Poten & Partners, an energy consultant, expects the market to grow by an
average 13% a year between 2005 and 2010 – almost double the 1980-2004 rate.
Until recently, LNG was a niche market serving countries such as Japan and
South Korea, which completely rely on imports for their energy needs. The
market has changed dramatically. As gas reserves in America and Britain have
declined, those countries have become more dependent on imports. Demand has
been further boosted by the booming economies of China and India. America is
expected to become the world’s largest LNG importer within 10 years.
The Gulf state of Qatar is the biggest LNG exporter.
Chapman admits that sustaining growth is an issue, but points out that BG has gas-field assets that have long lives, which will reduce the rate at which production slows.
It also has other cards up its sleeve. Production has recently started at Buzzard, the North Sea field that could be Britain’s largest oil discovery in a decade. BG has also made a potentially huge oil discovery off the coast of Brazil, and has new exploration projects in China, Libya, Algeria, Mad-agascar and Nigeria. Meanwhile, its integrated strategy has led it to expand into power stations in America with two acquisitions worth $700m (£355m) last year.
Even so, some analysts argue that BG needs to secure more gas assets in the Pacific basin. “It’s an area that they need to address, but the competition for assets in the Far East is fierce,” said one leading analyst.
Another big challenge is “resource nationalism”, as countries tighten control of their energy reserves. Again, Chapman argues that BG’s integrated approach gives the group an edge over its rivals. “We want to be seen by governments as different – not as a company that wants to exploit their reserves, but as one that spends time trying to understand their agenda and also to make a reasonable return on capital.
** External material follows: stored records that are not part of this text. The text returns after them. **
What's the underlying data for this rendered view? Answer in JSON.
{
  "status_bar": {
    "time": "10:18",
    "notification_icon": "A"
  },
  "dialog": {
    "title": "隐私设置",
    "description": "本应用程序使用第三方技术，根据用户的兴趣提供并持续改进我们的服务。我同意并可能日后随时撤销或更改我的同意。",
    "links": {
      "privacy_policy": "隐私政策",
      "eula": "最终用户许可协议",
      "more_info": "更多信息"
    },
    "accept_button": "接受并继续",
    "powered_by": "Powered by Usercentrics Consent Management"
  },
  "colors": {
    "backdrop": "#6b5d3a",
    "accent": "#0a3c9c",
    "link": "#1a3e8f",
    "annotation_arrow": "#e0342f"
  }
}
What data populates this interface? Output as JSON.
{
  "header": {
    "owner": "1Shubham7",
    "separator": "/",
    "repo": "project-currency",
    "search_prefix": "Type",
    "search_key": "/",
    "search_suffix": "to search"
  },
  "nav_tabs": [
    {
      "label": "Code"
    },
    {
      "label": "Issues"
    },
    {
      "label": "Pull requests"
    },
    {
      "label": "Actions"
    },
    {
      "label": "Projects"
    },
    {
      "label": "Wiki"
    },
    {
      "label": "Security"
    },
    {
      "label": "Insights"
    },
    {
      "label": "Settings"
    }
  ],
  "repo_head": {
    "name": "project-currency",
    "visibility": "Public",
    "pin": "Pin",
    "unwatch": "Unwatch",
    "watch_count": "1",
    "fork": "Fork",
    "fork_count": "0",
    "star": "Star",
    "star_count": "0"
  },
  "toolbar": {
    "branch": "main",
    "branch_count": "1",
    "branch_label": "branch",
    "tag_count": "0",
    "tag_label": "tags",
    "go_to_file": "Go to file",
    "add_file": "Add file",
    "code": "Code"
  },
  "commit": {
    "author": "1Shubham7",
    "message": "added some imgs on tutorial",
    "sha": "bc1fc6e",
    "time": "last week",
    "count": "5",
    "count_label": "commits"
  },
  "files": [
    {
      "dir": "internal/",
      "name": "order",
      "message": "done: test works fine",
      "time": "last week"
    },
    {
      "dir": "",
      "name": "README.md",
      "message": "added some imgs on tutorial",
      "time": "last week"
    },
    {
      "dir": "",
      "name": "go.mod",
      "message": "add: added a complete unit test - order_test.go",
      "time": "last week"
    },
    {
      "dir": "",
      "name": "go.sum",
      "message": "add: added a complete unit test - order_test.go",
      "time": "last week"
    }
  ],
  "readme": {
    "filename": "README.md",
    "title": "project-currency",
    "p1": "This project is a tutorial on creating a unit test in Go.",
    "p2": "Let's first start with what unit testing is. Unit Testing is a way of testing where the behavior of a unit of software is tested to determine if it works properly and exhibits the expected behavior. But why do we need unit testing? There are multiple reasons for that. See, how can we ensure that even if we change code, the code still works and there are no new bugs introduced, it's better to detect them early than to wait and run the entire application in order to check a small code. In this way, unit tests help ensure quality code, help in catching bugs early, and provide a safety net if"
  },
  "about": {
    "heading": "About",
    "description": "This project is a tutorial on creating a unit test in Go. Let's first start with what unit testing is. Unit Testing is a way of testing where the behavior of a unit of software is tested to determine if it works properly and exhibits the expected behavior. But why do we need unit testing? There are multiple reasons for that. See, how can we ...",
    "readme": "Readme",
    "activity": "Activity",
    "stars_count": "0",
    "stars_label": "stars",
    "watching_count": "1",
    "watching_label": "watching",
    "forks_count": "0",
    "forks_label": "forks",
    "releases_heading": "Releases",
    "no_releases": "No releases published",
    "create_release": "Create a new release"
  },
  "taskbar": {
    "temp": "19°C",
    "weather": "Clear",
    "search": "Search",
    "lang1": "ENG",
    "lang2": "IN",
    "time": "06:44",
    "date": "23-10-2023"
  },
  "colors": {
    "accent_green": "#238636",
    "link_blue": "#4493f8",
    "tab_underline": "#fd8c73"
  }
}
The crucial thing is that we bring them access to the markets we serve.”
Security of supply has also been forced up agendas of countries that consume a lot of gas, especially after Russia, which has the world’s largest gas reserves, temporarily cut off supplies to Ukraine and Belarus in a highly charged row that mixed energy supply and politics. Chapman said the nervousness about gas supply was “unhelpful”.
“Russia has to realise that if governments think gas [supply] is unreliable they will look for alternatives. That would work against the industry realising its full potential,” he said.
So far, BG has concentrated on organic growth. Yet speculation persists of a takeover or even that BG might pull off what some see as a dream deal - buying Wood-side of Australia.
Chapman is adamant that there will be no change in strategy: “History shows that a lot of mergers and acquisitions do not create shareholder value. I’m hardly sticking my neck out on that one. At BG we have a simple policy that says the greatest source of shareholder value is through organic means.”